The Reserve Bank will be aware of these comparisons, but its unlikely to factor into their deliberations at the August Board meeting - the first meeting when we expect any decision to further raise rates to be a live possibility.
The key issues at that meeting will continue to be the unemployment rate; the extent to which underlying inflation has fallen during the June quarter; global developments, and the overall state of the economy.
As we saw in May, the Board considered that inflation was too high and the labour market still very tight, leading them to conclude that another hike was needed. Those factors could still be sufficient to see another increase in August, although we expect that evidence of the economic slowdown will be much clearer in August and, globally, central banks will be on hold.
The RBA will also be aware that the rollover of fixed rate housing loans into much higher floating rates will accelerate over the balance of the year. In its recent Statement on Monetary Policy the central bank calculated that since April 2022 average mortgage rates had increased by 225 basis points, compared to the increase in the cash rate of 375 basis points, despite banks consistently passing on the full cash rate increase to existing borrowers.
This reflects lags in the banks passing on their increases; strong competition for new loans; and the volume of fixed rates in the system which are unaffected by RBA policy.
However, it also means there is still significant monetary tightening to come in the economy, even if May’s hike does prove to be the RBA’s last.

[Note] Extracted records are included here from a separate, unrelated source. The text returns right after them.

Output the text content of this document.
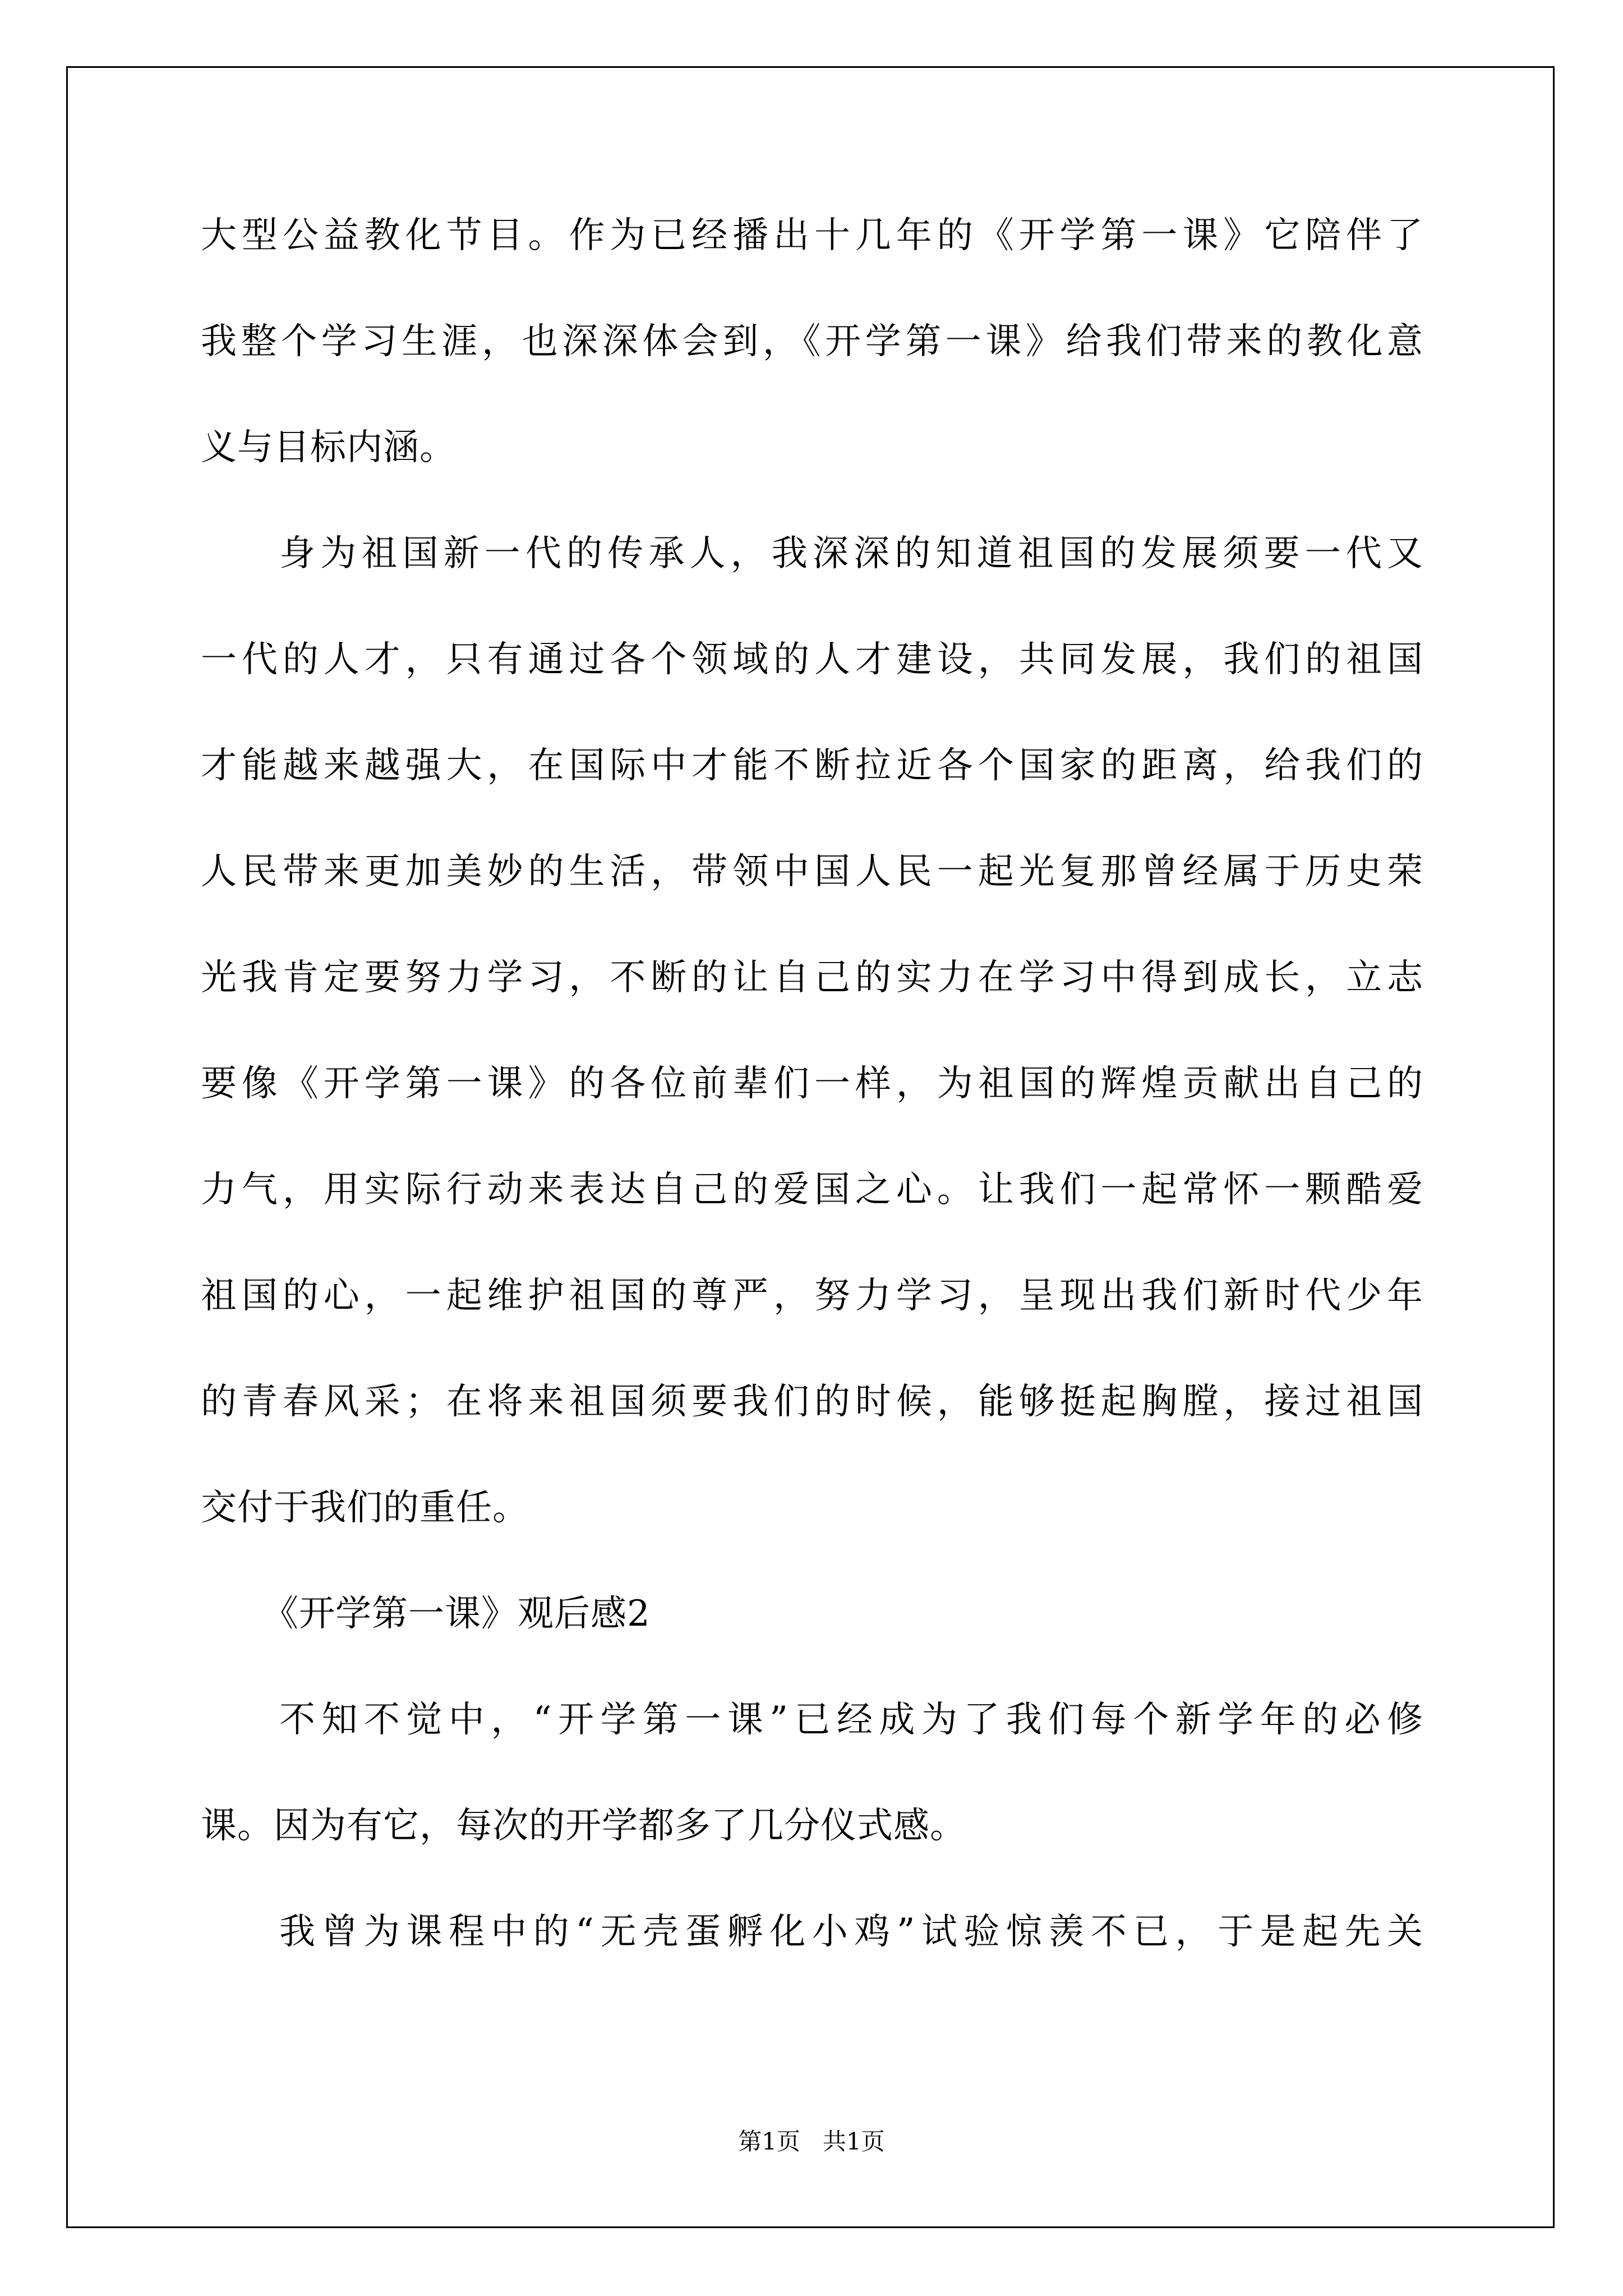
大型公益教化节目。作为已经播出十几年的《开学第一课》它陪伴了
我整个学习生涯，也深深体会到，《开学第一课》给我们带来的教化意
义与目标内涵。
身为祖国新一代的传承人，我深深的知道祖国的发展须要一代又
一代的人才，只有通过各个领域的人才建设，共同发展，我们的祖国
才能越来越强大，在国际中才能不断拉近各个国家的距离，给我们的
人民带来更加美妙的生活，带领中国人民一起光复那曾经属于历史荣
光我肯定要努力学习，不断的让自己的实力在学习中得到成长，立志
要像《开学第一课》的各位前辈们一样，为祖国的辉煌贡献出自己的
力气，用实际行动来表达自己的爱国之心。让我们一起常怀一颗酷爱
祖国的心，一起维护祖国的尊严，努力学习，呈现出我们新时代少年
的青春风采；在将来祖国须要我们的时候，能够挺起胸膛，接过祖国
交付于我们的重任。
《开学第一课》观后感2
不知不觉中，“开学第一课”已经成为了我们每个新学年的必修
课。因为有它，每次的开学都多了几分仪式感。
我曾为课程中的“无壳蛋孵化小鸡”试验惊羡不已，于是起先关
第1页   共1页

We expect the average mortgage rate can still increase by up to 75 basis points as fixed rates convert into higher floating rates. That process, whereby average rates are rising even with the RBA on hold, should be an important consideration for the Board through the second half of 2023.
All things considered, we think the RBA will stay on hold in August. The spending boost from the budget will work through the economy in 2023/24 and the Board is likely to wait to assess the impact of that as the financial year unfolds.
Our assessment of the impact on the economy from the ongoing increases in average mortgage rates; the sharp economic slowdown that is already underway; and prospects for further falls in inflation are consistent with the RBA beginning its easing cycle from February next year.
That timing also aligns with expected cuts in the federal funds rate from the FOMC, which we expect to begin in late December this year.
If the expansionary budget is to have any major implications for monetary policy it will be in the timing of the start of the easing cycle. At worst those cuts might be delayed, but given our views on the broader economic slowdown, the stimulus in the budget is likely to be a secondary factor for the interest rate outlook.